Propreté: chaque quartier a sa "rue de la honte" à Charleroi, mais cette honte doit changer de camp!

À Charleroi, les interventions propreté de Tibi sont un sparadrap sur une fracture ouverte. Elles ont beau soulager : il faut une responsabilisation collective. Chaque habitant de Charleroi est appelé à "balayer devant sa porte".

Rue des Combles à Montignies-sur-Sambre: les équipes de Tibi passent souvent plusieurs fois par semaine
Rue des Combles à Montignies-sur-Sambre: les équipes de Tibi passent souvent plusieurs fois par semaine ©D.A.

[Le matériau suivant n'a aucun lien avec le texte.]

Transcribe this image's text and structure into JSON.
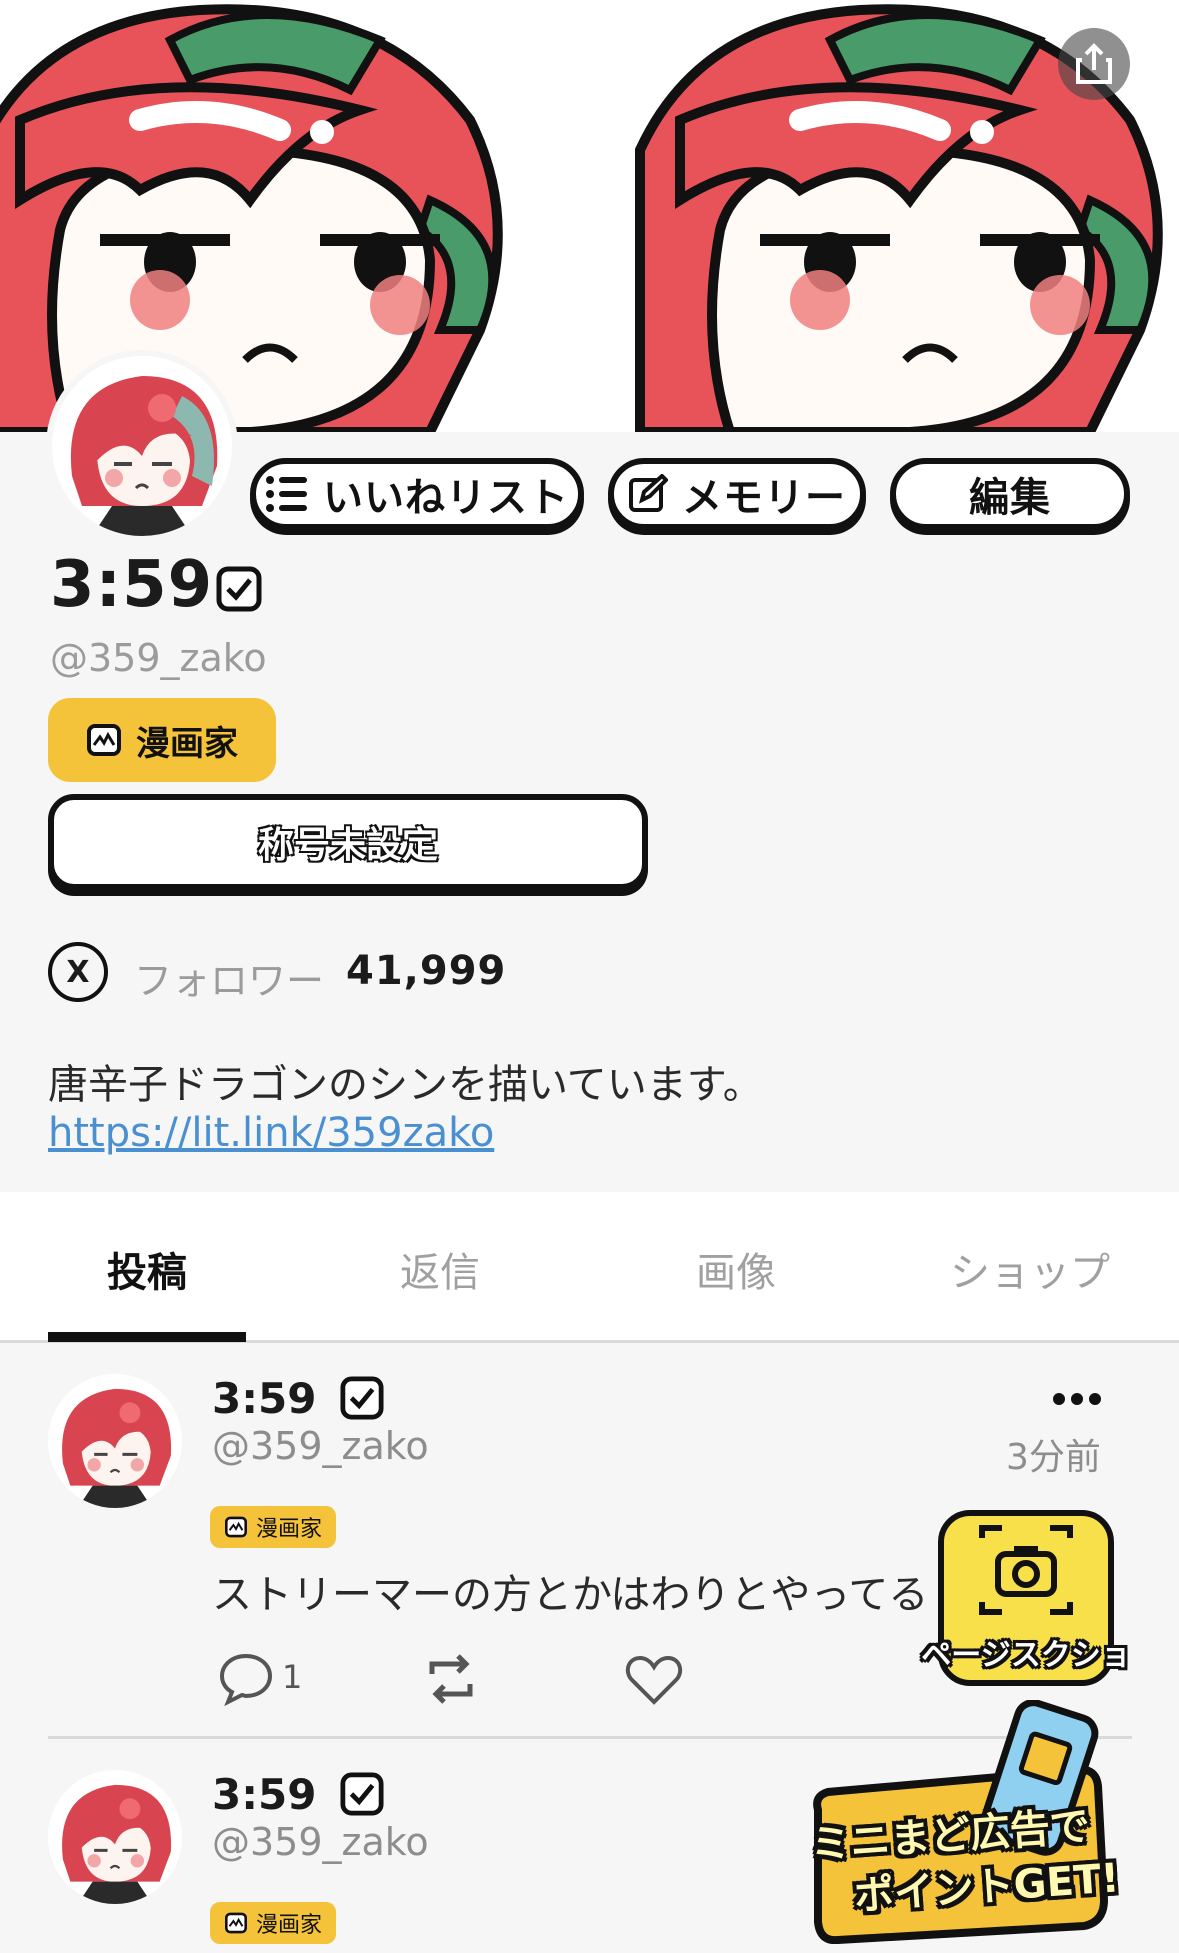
{
  "header": {
    "share_icon": "share-icon",
    "buttons": {
      "likes_list": "いいねリスト",
      "memory": "メモリー",
      "edit": "編集"
    }
  },
  "profile": {
    "name": "3:59",
    "handle": "@359_zako",
    "role_badge": "漫画家",
    "title": "称号未設定",
    "x_icon_glyph": "X",
    "followers_label": "フォロワー",
    "followers_count": "41,999",
    "bio": "唐辛子ドラゴンのシンを描いています。",
    "link": "https://lit.link/359zako"
  },
  "tabs": [
    {
      "label": "投稿",
      "active": true
    },
    {
      "label": "返信",
      "active": false
    },
    {
      "label": "画像",
      "active": false
    },
    {
      "label": "ショップ",
      "active": false
    }
  ],
  "posts": [
    {
      "name": "3:59",
      "handle": "@359_zako",
      "badge": "漫画家",
      "time": "3分前",
      "text": "ストリーマーの方とかはわりとやってる",
      "reply_count": "1"
    },
    {
      "name": "3:59",
      "handle": "@359_zako",
      "badge": "漫画家"
    }
  ],
  "floating": {
    "screenshot_label": "ページスクショ",
    "promo_line1": "ミニまど広告で",
    "promo_line2": "ポイントGET!"
  },
  "colors": {
    "accent_yellow": "#f4c33a",
    "link_blue": "#4a90d0",
    "hair_red": "#e8535a",
    "hair_green": "#4a9b6a"
  }
}
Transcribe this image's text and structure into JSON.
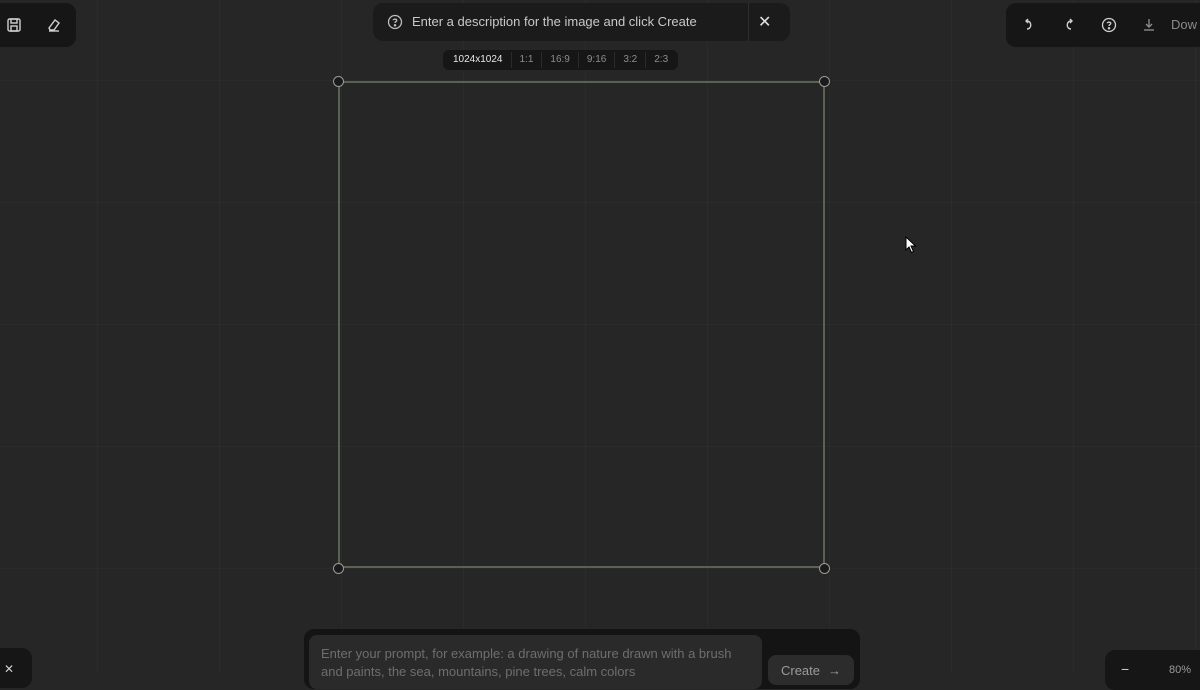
{
  "toolbar_left": {
    "icons": [
      "save-icon",
      "eraser-icon"
    ]
  },
  "hint": {
    "text": "Enter a description for the image and click Create",
    "close": "✕"
  },
  "size_chips": [
    {
      "label": "1024x1024",
      "active": true
    },
    {
      "label": "1:1",
      "active": false
    },
    {
      "label": "16:9",
      "active": false
    },
    {
      "label": "9:16",
      "active": false
    },
    {
      "label": "3:2",
      "active": false
    },
    {
      "label": "2:3",
      "active": false
    }
  ],
  "toolbar_right": {
    "download_label": "Dow"
  },
  "prompt": {
    "placeholder": "Enter your prompt, for example: a drawing of nature drawn with a brush and paints, the sea, mountains, pine trees, calm colors",
    "create_label": "Create",
    "create_arrow": "→"
  },
  "bottom_left": {
    "label": "✕"
  },
  "zoom": {
    "minus": "−",
    "value": "80%"
  },
  "colors": {
    "background": "#262626",
    "panel": "#161616",
    "frame_border": "#5a6350"
  }
}
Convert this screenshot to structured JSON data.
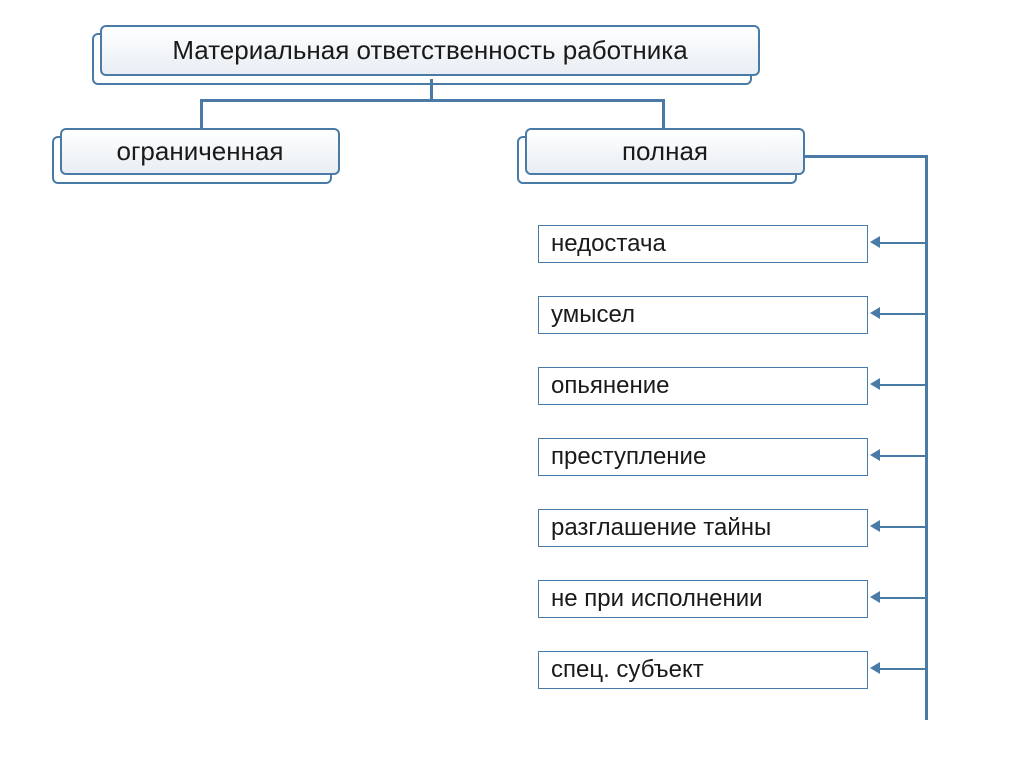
{
  "root": {
    "label": "Материальная ответственность работника"
  },
  "branches": {
    "limited": {
      "label": "ограниченная"
    },
    "full": {
      "label": "полная"
    }
  },
  "full_items": [
    "недостача",
    "умысел",
    "опьянение",
    "преступление",
    "разглашение тайны",
    "не при исполнении",
    "спец. субъект"
  ]
}
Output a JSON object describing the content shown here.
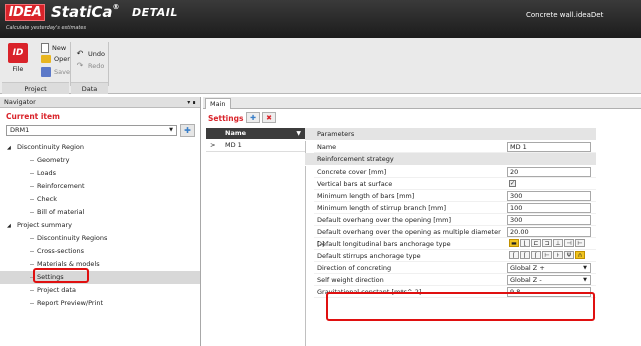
{
  "app": {
    "logo_text": "IDEA",
    "brand": "StatiCa",
    "registered": "®",
    "product": "DETAIL",
    "tagline": "Calculate yesterday's estimates",
    "document_title": "Concrete wall.ideaDet"
  },
  "ribbon": {
    "file_label": "File",
    "new_label": "New",
    "open_label": "Open",
    "save_label": "Save",
    "undo_label": "Undo",
    "redo_label": "Redo",
    "group_project": "Project",
    "group_data": "Data"
  },
  "navigator": {
    "title": "Navigator",
    "pin": "▾ ∎",
    "current_item_label": "Current item",
    "current_item_value": "DRM1",
    "tree": [
      {
        "label": "Discontinuity Region",
        "level": 0,
        "expander": "◢"
      },
      {
        "label": "Geometry",
        "level": 1
      },
      {
        "label": "Loads",
        "level": 1
      },
      {
        "label": "Reinforcement",
        "level": 1
      },
      {
        "label": "Check",
        "level": 1
      },
      {
        "label": "Bill of material",
        "level": 1
      },
      {
        "label": "Project summary",
        "level": 0,
        "expander": "◢"
      },
      {
        "label": "Discontinuity Regions",
        "level": 1
      },
      {
        "label": "Cross-sections",
        "level": 1
      },
      {
        "label": "Materials & models",
        "level": 1
      },
      {
        "label": "Settings",
        "level": 1,
        "selected": true
      },
      {
        "label": "Project data",
        "level": 1
      },
      {
        "label": "Report Preview/Print",
        "level": 1
      }
    ]
  },
  "main": {
    "tab_label": "Main",
    "settings_title": "Settings",
    "list_header": "Name",
    "list_rows": [
      {
        "marker": ">",
        "label": "MD 1"
      }
    ]
  },
  "properties": {
    "section_parameters": "Parameters",
    "name_label": "Name",
    "name_value": "MD 1",
    "section_reinforcement": "Reinforcement strategy",
    "rows": [
      {
        "label": "Concrete cover [mm]",
        "value": "20",
        "kind": "text"
      },
      {
        "label": "Vertical bars at surface",
        "value": "✓",
        "kind": "check"
      },
      {
        "label": "Minimum length of bars [mm]",
        "value": "300",
        "kind": "text"
      },
      {
        "label": "Minimum length of stirrup branch [mm]",
        "value": "100",
        "kind": "text"
      },
      {
        "label": "Default overhang over the opening [mm]",
        "value": "300",
        "kind": "text"
      },
      {
        "label": "Default overhang over the opening as multiple diameter [-]",
        "value": "20.00",
        "kind": "text"
      },
      {
        "label": "Default longitudinal bars anchorage type",
        "value": "",
        "kind": "glyphs-long"
      },
      {
        "label": "Default stirrups anchorage type",
        "value": "",
        "kind": "glyphs-stirrup"
      },
      {
        "label": "Direction of concreting",
        "value": "Global Z +",
        "kind": "select"
      },
      {
        "label": "Self weight direction",
        "value": "Global Z -",
        "kind": "select"
      },
      {
        "label": "Gravitational constant [m*s^-2]",
        "value": "9.8",
        "kind": "text"
      }
    ]
  }
}
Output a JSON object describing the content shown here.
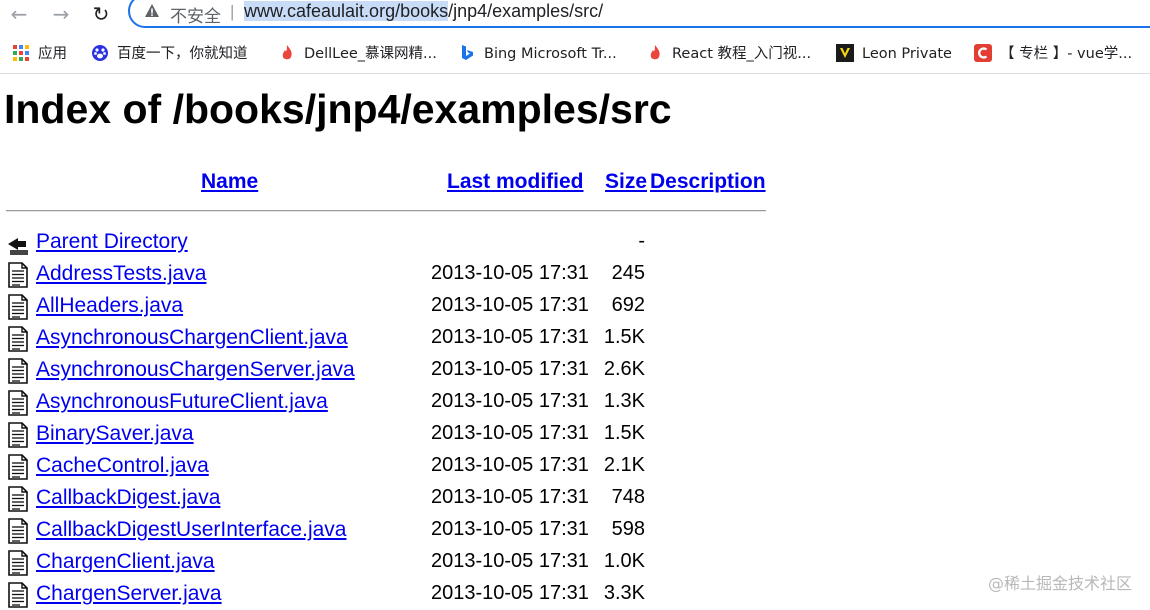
{
  "browser": {
    "insecure_label": "不安全",
    "separator": "|",
    "url_selected": "www.cafeaulait.org/books",
    "url_rest": "/jnp4/examples/src/"
  },
  "bookmarks": [
    {
      "label": "应用",
      "icon": "apps-grid-icon"
    },
    {
      "label": "百度一下，你就知道",
      "icon": "baidu-paw-icon"
    },
    {
      "label": "DellLee_慕课网精...",
      "icon": "flame-icon"
    },
    {
      "label": "Bing Microsoft Tr...",
      "icon": "bing-icon"
    },
    {
      "label": "React 教程_入门视...",
      "icon": "flame-icon"
    },
    {
      "label": "Leon Private",
      "icon": "v-logo-icon"
    },
    {
      "label": "【 专栏 】- vue学...",
      "icon": "csdn-icon"
    }
  ],
  "page": {
    "title": "Index of /books/jnp4/examples/src",
    "headers": {
      "name": "Name",
      "last_modified": "Last modified",
      "size": "Size",
      "description": "Description"
    },
    "parent": {
      "label": "Parent Directory",
      "size": "-"
    },
    "files": [
      {
        "name": "AddressTests.java",
        "modified": "2013-10-05 17:31",
        "size": "245"
      },
      {
        "name": "AllHeaders.java",
        "modified": "2013-10-05 17:31",
        "size": "692"
      },
      {
        "name": "AsynchronousChargenClient.java",
        "modified": "2013-10-05 17:31",
        "size": "1.5K"
      },
      {
        "name": "AsynchronousChargenServer.java",
        "modified": "2013-10-05 17:31",
        "size": "2.6K"
      },
      {
        "name": "AsynchronousFutureClient.java",
        "modified": "2013-10-05 17:31",
        "size": "1.3K"
      },
      {
        "name": "BinarySaver.java",
        "modified": "2013-10-05 17:31",
        "size": "1.5K"
      },
      {
        "name": "CacheControl.java",
        "modified": "2013-10-05 17:31",
        "size": "2.1K"
      },
      {
        "name": "CallbackDigest.java",
        "modified": "2013-10-05 17:31",
        "size": "748"
      },
      {
        "name": "CallbackDigestUserInterface.java",
        "modified": "2013-10-05 17:31",
        "size": "598"
      },
      {
        "name": "ChargenClient.java",
        "modified": "2013-10-05 17:31",
        "size": "1.0K"
      },
      {
        "name": "ChargenServer.java",
        "modified": "2013-10-05 17:31",
        "size": "3.3K"
      }
    ]
  },
  "watermark": "@稀土掘金技术社区",
  "colors": {
    "link": "#0000ee",
    "omnibox_border": "#1a73e8",
    "selection": "#c8dcf8"
  }
}
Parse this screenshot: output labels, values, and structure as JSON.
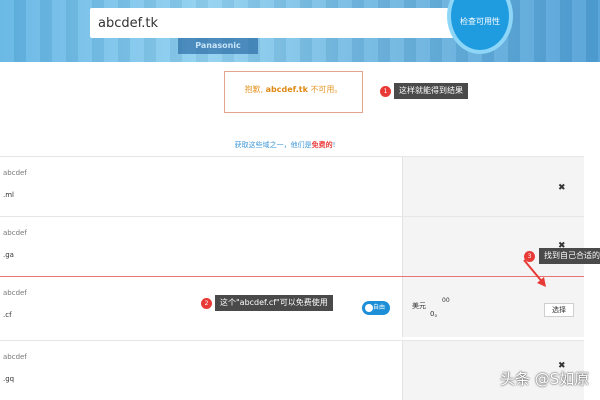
{
  "search": {
    "value": "abcdef.tk",
    "check_label": "检查可用性"
  },
  "banner": {
    "billboard_text": "Panasonic"
  },
  "result": {
    "prefix": "抱歉,",
    "domain": "abcdef.tk",
    "suffix": "不可用。"
  },
  "callouts": [
    {
      "num": "1",
      "text": "这样就能得到结果"
    },
    {
      "num": "2",
      "text": "这个\"abcdef.cf\"可以免费使用"
    },
    {
      "num": "3",
      "text": "找到自己合适的"
    }
  ],
  "promo": {
    "text": "获取这些域之一，他们是",
    "bold": "免费的",
    "end": "!"
  },
  "rows": [
    {
      "name": "abcdef",
      "tld": ".ml",
      "status": "✖"
    },
    {
      "name": "abcdef",
      "tld": ".ga",
      "status": "✖"
    },
    {
      "name": "abcdef",
      "tld": ".cf",
      "badge": "自由",
      "currency": "美元",
      "amount": "0。",
      "cents": "00",
      "select": "选择"
    },
    {
      "name": "abcdef",
      "tld": ".gq",
      "status": "✖"
    }
  ],
  "watermark": "头条 @S如原"
}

À Charleroi, chaque quartier a sa "rue de la honte". Une rue sacrifiée. Une rue devenue le réceptacle de tout ce dont certains citoyens ne veulent plus voir chez eux : ordures ménagères, meubles désarticulés, matelas souillés, électroménagers hors d'usage, déchets de chantier. Les auteurs de ces incivilités sont-ils seulement conscients de commettre une infraction ? Pas toujours. Il faut en effet les éduquer, leur (ré) apprendre ou leur rappeler les règles. Les responsabiliser.

Les points noirs "propreté" sous la loupe, quartier par quartier, à Charleroi: 615 sacs clandestins fouillés chaque semaine (CARTE INTERACTIVE)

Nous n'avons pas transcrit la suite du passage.